ARM's RVDS compiler generates code that is upto 2x faster than any other C compiler for the iPhone (or Android or any ARM device), but on most ARM devices, hand-written Assembly code can often be 10x faster! (Assuming you use SIMD vectorization such as ARM's NEON Media Processing Engine or Intel's MMX/SSE/AVX). This is similar to the speedups you can expect from GPGPU acceleration (using NVidia's CUDA or OpenCL), but on a small mobile device rather than an expensive desktop video card! And luckily the iPhone, iPad, iPod and Android phones & tablets nearly all use ARM CPUs with NEON vector processing, so you can use the same Assembly code in apps for the official iPhone App Store and the Android Market (with NDK). And with the recent popularity of ARM CPUs in portable devices, this is likely to continue for several generations of smartphones, tablets, and ultra-portables (eg: in the NVidia Tegra3 "Kal-el", TI OMAP4, QualComm Snapdragon S4 "Krait", Apple iPad2 & iPhone5, etc). Obviously you shouldn't write a whole app using Assembly language, but if you need certain loops to run as fast as possible, then a few sections of Assembly language might be exactly what you need!

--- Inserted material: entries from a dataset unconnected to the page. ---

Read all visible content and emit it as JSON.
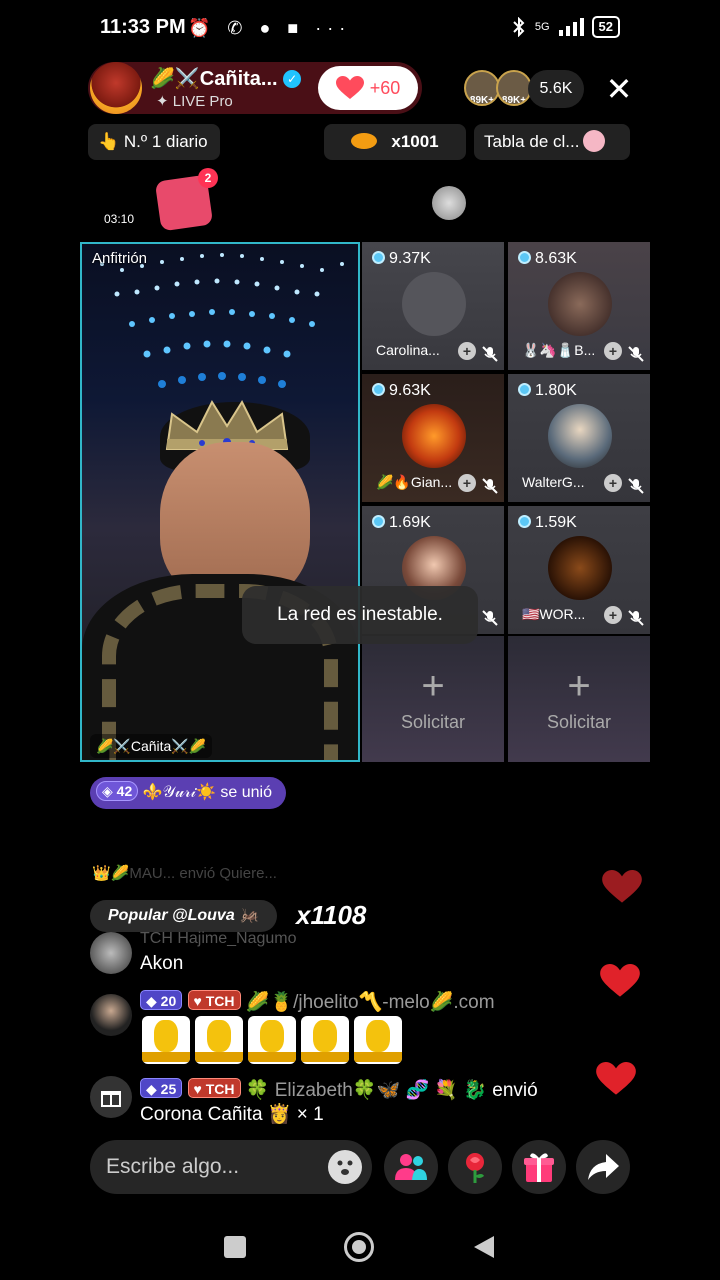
{
  "status_bar": {
    "time": "11:33 PM",
    "icons_left": "⏰ ✆ ● ■ ···",
    "network": "5G",
    "battery": "52"
  },
  "header": {
    "host_name": "🌽⚔️Cañita...",
    "host_sub": "LIVE Pro",
    "like_count": "+60",
    "viewer_badges": [
      "89K+",
      "89K+"
    ],
    "viewer_count": "5.6K"
  },
  "chips": {
    "rank": "👆 N.º 1 diario",
    "multiplier": "x1001",
    "ranking_table": "Tabla de cl..."
  },
  "gift_timer": {
    "time": "03:10",
    "badge": "2"
  },
  "host_video": {
    "label": "Anfitrión",
    "name_tag": "🌽⚔️Cañita⚔️🌽"
  },
  "guests": [
    {
      "score": "9.37K",
      "name": "Carolina..."
    },
    {
      "score": "8.63K",
      "name": "🐰🦄🧂B..."
    },
    {
      "score": "9.63K",
      "name": "🌽🔥Gian..."
    },
    {
      "score": "1.80K",
      "name": "WalterG..."
    },
    {
      "score": "1.69K",
      "name": ""
    },
    {
      "score": "1.59K",
      "name": "🇺🇸WOR..."
    }
  ],
  "request_slots": [
    {
      "label": "Solicitar"
    },
    {
      "label": "Solicitar"
    }
  ],
  "toast": "La red es inestable.",
  "join_notice": {
    "level": "42",
    "text": "⚜️𝒴𝓊𝓇𝒾☀️ se unió"
  },
  "faded_message": "👑🌽MAU...  envió Quiere...",
  "popular": {
    "text": "Popular @Louva 🦗",
    "combo": "x1108"
  },
  "chat": [
    {
      "user": "TCH Hajime_Nagumo",
      "text": "Akon"
    },
    {
      "level": "20",
      "team": "TCH",
      "user": "🌽🍍/jhoelito〽️-melo🌽.com",
      "stickers": 5
    },
    {
      "level": "25",
      "team": "TCH",
      "user": "🍀 Elizabeth🍀🦋 🧬 💐 🐉",
      "action": "envió",
      "gift_text": "Corona Cañita 👸 × 1"
    }
  ],
  "input": {
    "placeholder": "Escribe algo..."
  },
  "colors": {
    "accent_pink": "#ff4b5c",
    "host_border": "#31b7c9",
    "join_purple": "#5b3fb2"
  }
}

Modern processor architectures are much more complicated now than they were at the start of the PC era, which definitely makes efficient Assembly code hard to write by hand, but it also makes efficient code hard for a compiler to generate, and so there is significant room for improvement in efficient code design.
UPDATE: Note that Cortex-A9 and Cortex-A15 CPUs are much more advanced than Cortex-A5, Cortex-A7 & Cortex-A8, so the advantages of Assembly code & NEON SIMD will be less important in Cortex-A9 than in simpler devices such as Cortex-A8.